第一章 看起来严肃,其实就是个甜饼日常+破案+权谋,还是很有意思的~
  不喜欢文按叉叉,请不要骂我,真的很玻璃心,甚至会哭一晚上!!!
  好哒,其他就没什么了,有考据引用古籍的地方,会标注一下出处。
  我的崴饽是:Dear草灯大人
  以及封面底图和字体,美工大大均已购使用版权。


第二章
  火,连天大火。
  宫阙里的填炉香料被焚天炽地的火席卷,散发出浓郁的馨香,有股子荒唐可悲的况味。
  沈寒山讨厌那一日的香气,混杂血腥味,渐渐由香烟,幻化成了催人作呕的恶息。
  入目,俱是累积得高高的惨肢断臂。
  好似筑造的摘星高塔,摇摇欲坠,毁于一旦。
  沈寒山和母亲走散了,忠仆也不曾寻到他。
  他满目疮痍,第一次忘了陈规教礼,莫名瑟瑟发抖。
  这是服从与忘本,沈寒山羞赧不堪。
  可他,还只是个六七岁的孩子呀。
  恍惚间,沈寒山被一个男人拉起,没被烈火吞噬殆尽。
  万幸,他捡回来一条小命。
  ……
  沈寒山从梦里惊醒,他睁开漂亮的凤眼,狭长浓密如兔毫的黑睫微微发颤。
  昨夜熬了一宿分析折狱案卷,不得好眠。他看了一眼梁枋上的烟琢墨石碾玉旋子彩画,沥粉漆金的纹路本该清晰,此时却一片昏暗,想来已经入夜。
  再一看莲花漏,果然是戌时了。
  他迷迷蒙蒙回魂,想到苏芷少时同他抽噎,说她打小就没怎么见过苏父,如今不记得苏父的模样了。
  沈寒山没作声,也没告诉她,他还记得。
  大理寺临昏散衙,如今超出这样多的时辰,估计衙门也就他一人还在。
  沈寒山阖上案卷,小心起身。
  刚要动弹,大理寺少卿冯正却从屋外进来。
  他抖落满身雪,一见沈寒山便笑:“沈廷尉,你醒了?”
  沈寒山事职大理寺卿,正三品,可着紫色公服,佩金鱼袋。
  闻言,他温文一笑,道:“倒是让冯少廷尉见笑了。明日休沐,又是立冬,怎么不先家去?”

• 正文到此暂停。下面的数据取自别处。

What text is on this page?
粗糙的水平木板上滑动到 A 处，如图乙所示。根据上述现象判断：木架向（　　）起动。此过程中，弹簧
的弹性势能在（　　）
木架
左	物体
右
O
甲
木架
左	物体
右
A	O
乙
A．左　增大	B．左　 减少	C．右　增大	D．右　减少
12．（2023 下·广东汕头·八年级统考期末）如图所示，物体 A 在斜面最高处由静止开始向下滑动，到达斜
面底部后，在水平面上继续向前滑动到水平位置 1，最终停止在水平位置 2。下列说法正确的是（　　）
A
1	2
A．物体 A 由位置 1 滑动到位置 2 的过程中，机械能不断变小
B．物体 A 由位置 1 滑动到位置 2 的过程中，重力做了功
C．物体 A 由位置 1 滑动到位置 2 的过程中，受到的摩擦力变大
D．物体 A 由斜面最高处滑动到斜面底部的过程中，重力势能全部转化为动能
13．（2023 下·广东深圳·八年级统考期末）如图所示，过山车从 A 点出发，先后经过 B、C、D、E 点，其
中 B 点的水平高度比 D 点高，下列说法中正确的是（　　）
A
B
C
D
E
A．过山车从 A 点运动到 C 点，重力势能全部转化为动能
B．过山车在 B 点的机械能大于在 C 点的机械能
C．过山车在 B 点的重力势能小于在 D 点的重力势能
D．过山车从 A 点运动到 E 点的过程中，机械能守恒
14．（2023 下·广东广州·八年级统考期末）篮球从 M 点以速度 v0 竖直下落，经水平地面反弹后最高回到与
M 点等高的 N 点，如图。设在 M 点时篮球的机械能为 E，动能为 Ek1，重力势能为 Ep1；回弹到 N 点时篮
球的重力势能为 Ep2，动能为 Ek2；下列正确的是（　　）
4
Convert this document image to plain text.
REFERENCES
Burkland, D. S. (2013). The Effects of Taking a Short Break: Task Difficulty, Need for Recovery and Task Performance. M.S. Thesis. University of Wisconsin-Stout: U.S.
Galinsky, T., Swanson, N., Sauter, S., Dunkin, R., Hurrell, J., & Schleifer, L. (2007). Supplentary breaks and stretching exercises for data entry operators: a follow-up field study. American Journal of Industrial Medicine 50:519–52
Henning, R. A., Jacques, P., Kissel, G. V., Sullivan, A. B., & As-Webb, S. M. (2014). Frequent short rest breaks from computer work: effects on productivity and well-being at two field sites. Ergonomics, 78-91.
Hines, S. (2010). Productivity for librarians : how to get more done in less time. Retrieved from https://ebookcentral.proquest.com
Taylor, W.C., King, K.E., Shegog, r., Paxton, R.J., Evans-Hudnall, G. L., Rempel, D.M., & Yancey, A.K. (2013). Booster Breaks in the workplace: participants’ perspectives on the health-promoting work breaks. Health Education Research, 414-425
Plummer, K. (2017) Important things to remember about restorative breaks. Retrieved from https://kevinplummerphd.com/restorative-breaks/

  沈寒山不傻,知冯正虽年长他十来岁,却不敢越级当差。上峰还在秉烛夜读,他怎可图一时享受先下值离去。
  人既然已在等了,那沈寒山也领受他的情,慰问一声,表示知晓冯正的勤勉。
  果然,冯正答道:“有一桩案子还需复审,故而一时忘了时辰。”
  “宵旰忧勤是好,但也要多照顾身体。时候不早了,本官也先家去休憩了。”
  “沈廷尉慢走。”
  沈寒山颔首,将圈椅上的出锋狐毛淡橘长褙子披上肩头,冒雪出衙门。
  这样大的风雪,本该坐青帷小轿来大理寺衙门的,奈何沈寒山没有铺张浪费的习惯,宅院也算近,便一直都步行上值了。
  最要紧的是,他同皇城司使苏芷住在同一条街巷里,两家彼此还是邻里,偶尔回去,还能蹭一蹭苏芷车轿,节省下不少银钱。
  苏芷也是个气性大的,知道被沈寒山占便宜后,再也不肯坐车轿了,就是腊月寒冬也打马入宫,在沈寒山面前显摆,扬长而去。
  这一回,是苏芷失算。她怕冻着自个儿爱马荔枝,没骑马出门,而是从车马行里包了小轿送行。
  今儿处理事务留得晚了,好在明日苏芷也不上职,可以好生歇息一回。
  她松了一口气,正要暗喜,却见轿帘微卷处,露出一个熟悉的人影——竟是沈寒山吗?